Bringing Adam Home - Les Standiford [55]
If all this seemed less than consequential, Hoffman had something of a more interesting conversation that evening at the Duval County Jail, where he interviewed Bobby Lee Jones, who not only had worked with Toole at Reaves Roofing and Southeast Color Coat, but had recently shared a cell with Toole for about a month.
In the days that the two of them had worked together, Jones told Hoffman, he knew that Toole had what he described as an “18-inch butcher knife” with a wooden handle under the driver’s seat of his car. Toole’s car was a white ’72 Cadillac with a dent in the right side of the rear bumper, Jones said. He remembered the dent clearly because he had put it there. “I ran into the back of him,” Jones said. “I never said anything about it, but I remember that dent.”
Jones said that Toole always carried a big ring of keys when he was working for the company and would often disappear from work for several days. He’d show up and explain that he’d been partying, Jones said, though Toole also claimed that he burned down houses for money.
As to their recent time together in the Duval County Jail, Jones told Hoffman that Toole had told him all about the kidnapping and murder of Adam Walsh. He said that Toole talked about driving up and talking to the boy and making friends with him, and then for some reason starting to beat him up and cutting him apart with a big knife. “I told him to shut up and lay down,” Jones said.
Following his conversation with Jones, Hoffman then interviewed James Collins, aka Julius Riley Wilkes, the other cellmate who had also worked with Toole at Southeast Color Coat. According to Collins, it was common knowledge that Toole was gay.
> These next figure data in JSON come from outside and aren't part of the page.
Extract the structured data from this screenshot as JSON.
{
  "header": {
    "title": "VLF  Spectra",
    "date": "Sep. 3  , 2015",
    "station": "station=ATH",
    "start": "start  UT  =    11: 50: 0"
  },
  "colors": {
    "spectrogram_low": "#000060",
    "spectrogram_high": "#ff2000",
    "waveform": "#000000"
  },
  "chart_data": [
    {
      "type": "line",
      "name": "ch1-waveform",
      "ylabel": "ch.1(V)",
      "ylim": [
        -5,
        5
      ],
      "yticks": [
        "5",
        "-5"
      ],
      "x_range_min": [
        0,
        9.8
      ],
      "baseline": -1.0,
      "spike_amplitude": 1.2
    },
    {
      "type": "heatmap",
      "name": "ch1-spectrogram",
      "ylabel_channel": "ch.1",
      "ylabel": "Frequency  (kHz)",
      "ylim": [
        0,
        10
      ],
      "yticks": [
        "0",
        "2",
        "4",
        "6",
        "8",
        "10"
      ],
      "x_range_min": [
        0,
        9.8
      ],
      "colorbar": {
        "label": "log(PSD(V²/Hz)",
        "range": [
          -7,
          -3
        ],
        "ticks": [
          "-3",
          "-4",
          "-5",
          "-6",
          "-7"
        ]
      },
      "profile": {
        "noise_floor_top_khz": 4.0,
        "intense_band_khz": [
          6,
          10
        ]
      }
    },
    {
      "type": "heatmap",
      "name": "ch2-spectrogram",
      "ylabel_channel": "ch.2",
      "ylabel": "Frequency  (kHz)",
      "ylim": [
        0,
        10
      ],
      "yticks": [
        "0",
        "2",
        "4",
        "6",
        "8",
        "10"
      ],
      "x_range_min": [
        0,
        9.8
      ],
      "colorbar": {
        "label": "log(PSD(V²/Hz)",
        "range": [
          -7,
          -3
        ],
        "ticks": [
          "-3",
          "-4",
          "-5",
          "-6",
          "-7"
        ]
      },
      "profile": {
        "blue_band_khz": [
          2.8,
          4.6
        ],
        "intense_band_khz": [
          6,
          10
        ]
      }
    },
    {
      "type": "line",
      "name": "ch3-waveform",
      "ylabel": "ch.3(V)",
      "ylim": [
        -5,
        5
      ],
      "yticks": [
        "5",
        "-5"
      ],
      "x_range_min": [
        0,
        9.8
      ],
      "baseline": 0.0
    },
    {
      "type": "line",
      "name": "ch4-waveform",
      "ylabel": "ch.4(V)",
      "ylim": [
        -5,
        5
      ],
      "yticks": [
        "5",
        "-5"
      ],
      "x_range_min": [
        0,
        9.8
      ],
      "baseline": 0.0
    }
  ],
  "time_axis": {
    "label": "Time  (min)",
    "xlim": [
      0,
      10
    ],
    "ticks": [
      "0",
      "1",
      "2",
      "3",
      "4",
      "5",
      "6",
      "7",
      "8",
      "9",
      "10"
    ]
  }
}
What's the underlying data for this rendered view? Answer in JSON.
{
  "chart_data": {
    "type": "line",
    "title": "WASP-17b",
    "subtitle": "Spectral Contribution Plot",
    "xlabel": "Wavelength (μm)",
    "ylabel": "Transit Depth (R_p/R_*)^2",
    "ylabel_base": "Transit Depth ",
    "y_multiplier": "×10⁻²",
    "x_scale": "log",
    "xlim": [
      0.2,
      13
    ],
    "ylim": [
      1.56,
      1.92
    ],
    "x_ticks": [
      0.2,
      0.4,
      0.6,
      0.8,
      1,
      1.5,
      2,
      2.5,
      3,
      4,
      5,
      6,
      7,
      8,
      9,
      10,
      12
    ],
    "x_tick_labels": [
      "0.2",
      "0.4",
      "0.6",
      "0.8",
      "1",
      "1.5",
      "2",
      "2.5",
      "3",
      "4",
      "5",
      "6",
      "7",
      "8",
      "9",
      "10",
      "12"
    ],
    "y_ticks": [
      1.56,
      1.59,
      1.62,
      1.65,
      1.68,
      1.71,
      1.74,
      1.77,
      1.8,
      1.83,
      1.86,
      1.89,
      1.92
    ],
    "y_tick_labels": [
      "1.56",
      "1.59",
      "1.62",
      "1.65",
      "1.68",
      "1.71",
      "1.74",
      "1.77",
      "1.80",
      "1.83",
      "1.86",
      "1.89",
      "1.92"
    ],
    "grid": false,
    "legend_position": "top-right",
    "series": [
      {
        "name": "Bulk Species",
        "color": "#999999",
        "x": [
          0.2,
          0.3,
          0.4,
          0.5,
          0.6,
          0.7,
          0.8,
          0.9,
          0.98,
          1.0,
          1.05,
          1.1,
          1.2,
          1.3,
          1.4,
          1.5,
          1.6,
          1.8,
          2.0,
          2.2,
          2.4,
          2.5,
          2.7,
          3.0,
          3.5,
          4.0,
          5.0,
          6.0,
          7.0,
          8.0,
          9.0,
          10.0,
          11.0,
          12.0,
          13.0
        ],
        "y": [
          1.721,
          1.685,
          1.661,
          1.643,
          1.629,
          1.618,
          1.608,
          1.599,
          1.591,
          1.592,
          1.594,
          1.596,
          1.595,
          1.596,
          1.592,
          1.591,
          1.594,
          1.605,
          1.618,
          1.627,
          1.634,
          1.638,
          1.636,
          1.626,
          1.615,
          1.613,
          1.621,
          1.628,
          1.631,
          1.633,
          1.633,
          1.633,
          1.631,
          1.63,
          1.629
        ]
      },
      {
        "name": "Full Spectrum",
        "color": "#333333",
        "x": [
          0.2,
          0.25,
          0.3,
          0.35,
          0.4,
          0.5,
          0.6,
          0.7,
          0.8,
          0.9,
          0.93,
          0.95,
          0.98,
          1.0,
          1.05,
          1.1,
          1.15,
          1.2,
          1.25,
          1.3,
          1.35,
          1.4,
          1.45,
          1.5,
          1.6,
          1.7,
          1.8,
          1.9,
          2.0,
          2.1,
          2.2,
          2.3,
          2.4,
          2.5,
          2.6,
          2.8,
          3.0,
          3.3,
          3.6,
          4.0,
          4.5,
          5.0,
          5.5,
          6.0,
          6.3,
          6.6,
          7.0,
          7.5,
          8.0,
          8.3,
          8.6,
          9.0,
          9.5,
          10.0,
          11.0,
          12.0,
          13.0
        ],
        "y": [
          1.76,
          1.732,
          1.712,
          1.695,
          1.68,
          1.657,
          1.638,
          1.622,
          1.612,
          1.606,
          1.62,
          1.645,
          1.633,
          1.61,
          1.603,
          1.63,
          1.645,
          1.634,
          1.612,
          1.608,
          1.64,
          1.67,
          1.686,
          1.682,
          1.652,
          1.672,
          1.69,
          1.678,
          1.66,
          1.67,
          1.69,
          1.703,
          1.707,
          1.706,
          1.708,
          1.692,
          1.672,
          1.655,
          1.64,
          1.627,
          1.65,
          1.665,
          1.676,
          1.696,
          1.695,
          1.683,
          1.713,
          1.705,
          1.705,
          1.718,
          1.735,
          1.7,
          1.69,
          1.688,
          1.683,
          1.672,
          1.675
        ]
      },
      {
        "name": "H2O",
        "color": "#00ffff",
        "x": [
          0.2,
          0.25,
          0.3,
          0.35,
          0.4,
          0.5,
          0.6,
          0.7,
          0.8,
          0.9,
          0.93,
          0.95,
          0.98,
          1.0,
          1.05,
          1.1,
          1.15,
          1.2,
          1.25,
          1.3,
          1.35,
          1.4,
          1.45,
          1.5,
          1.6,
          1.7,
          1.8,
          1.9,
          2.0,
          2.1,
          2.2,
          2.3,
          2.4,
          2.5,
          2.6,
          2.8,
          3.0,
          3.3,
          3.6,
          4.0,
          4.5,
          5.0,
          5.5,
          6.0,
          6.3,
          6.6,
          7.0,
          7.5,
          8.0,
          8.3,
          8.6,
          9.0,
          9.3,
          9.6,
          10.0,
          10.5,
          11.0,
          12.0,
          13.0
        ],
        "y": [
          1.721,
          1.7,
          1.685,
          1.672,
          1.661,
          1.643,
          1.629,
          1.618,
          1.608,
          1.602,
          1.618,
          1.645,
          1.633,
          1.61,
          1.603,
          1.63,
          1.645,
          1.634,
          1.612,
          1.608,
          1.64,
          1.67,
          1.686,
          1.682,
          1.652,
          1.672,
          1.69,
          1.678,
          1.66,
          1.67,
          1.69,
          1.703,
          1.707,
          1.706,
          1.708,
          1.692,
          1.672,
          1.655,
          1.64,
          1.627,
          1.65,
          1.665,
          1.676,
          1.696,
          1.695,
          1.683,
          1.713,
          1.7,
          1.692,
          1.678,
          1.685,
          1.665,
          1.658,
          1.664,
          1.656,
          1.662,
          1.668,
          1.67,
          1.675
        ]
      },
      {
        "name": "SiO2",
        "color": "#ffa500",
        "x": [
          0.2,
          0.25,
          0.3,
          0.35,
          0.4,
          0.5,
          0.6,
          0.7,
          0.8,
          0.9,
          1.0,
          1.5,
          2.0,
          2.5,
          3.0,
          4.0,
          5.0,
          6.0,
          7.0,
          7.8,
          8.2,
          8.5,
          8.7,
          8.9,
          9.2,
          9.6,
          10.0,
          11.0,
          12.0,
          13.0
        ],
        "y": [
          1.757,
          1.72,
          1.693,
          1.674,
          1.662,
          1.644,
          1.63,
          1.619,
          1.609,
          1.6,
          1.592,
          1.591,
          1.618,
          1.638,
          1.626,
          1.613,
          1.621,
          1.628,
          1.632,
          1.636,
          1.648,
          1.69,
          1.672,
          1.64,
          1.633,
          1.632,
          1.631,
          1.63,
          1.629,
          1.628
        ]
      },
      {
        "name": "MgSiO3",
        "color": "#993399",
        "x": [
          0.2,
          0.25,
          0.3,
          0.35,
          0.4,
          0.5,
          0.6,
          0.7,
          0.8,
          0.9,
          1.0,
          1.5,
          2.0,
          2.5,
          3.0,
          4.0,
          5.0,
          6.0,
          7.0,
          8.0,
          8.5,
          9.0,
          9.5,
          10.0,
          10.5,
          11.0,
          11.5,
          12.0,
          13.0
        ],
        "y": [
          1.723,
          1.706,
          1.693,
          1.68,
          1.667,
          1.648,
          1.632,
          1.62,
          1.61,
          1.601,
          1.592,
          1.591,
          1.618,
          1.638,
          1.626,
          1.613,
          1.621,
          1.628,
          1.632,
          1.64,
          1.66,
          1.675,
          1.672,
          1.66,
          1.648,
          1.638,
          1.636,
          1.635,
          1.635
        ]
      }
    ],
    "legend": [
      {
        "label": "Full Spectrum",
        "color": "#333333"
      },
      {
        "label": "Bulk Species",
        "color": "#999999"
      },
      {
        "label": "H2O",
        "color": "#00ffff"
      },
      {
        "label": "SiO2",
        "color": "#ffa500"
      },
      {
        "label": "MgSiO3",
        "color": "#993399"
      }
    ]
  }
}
Collins related an on-the-job incident at Southeast Color Coat where another worker was making deprecating remarks to Toole about his lover Henry Lee Lucas. According to Collins, Toole didn’t say much, but simply walked off the job abruptly. A few minutes later, Toole returned to work in his Cadillac with a shotgun under his arm. He approached the man who had been making fun of Lucas and pointed the barrel of the shotgun in the man’s face. “Just keep on talking and I’ll blow your brains out,” Collins reported Toole as saying.
When Hoffman asked Collins to describe the car that Toole was driving that day, he replied that it was either white or black, one of the two. In any case, Collins thought it looked like the Cadillac that was on the news just the other day. It was toward the end of this interview that Collins divulged the recent conversations he’d had with Toole in their cell about the fact that he was leaving jail to help the cops in Fort Lauderdale look for the body of a child he’d killed down there, and his fears as to what other inmates might do to a fellow convict known to have murdered children.
On the following morning, Thursday, November 3, Hoffman drove the forty miles to Raiford, where he interviewed a man named James Michael Poole, who’d shared a cell with Ottis Toole in the Butler Transient Unit back in July. Poole told Hoffman that Toole had made various strange statements about being in the “child repossession business.” Another time, he told Poole that he had “taken” his own son from Broward County and that somewhere on their way back to Jacksonville he had just dropped the boy off along the highway. Poole thought that odd because the boy was supposedly only seven or eight years old, but then again, people did strange things—especially the kind of people you meet in jail.
While at Raiford, Detective Hoffman also spoke with Boyd Earl Gilbert, another cellmate of Toole’s in the Butler Transient Unit. Gilbert told Hoffman that the two of them had met on August 31, some two months previously, and that at that time, Toole claimed that up until the time of his imprisonment, he had been earning a living burning down buildings for people who wanted to collect the insurance. Unfortunately, there’d been an old man sleeping in the last place he burned down, and the guy died.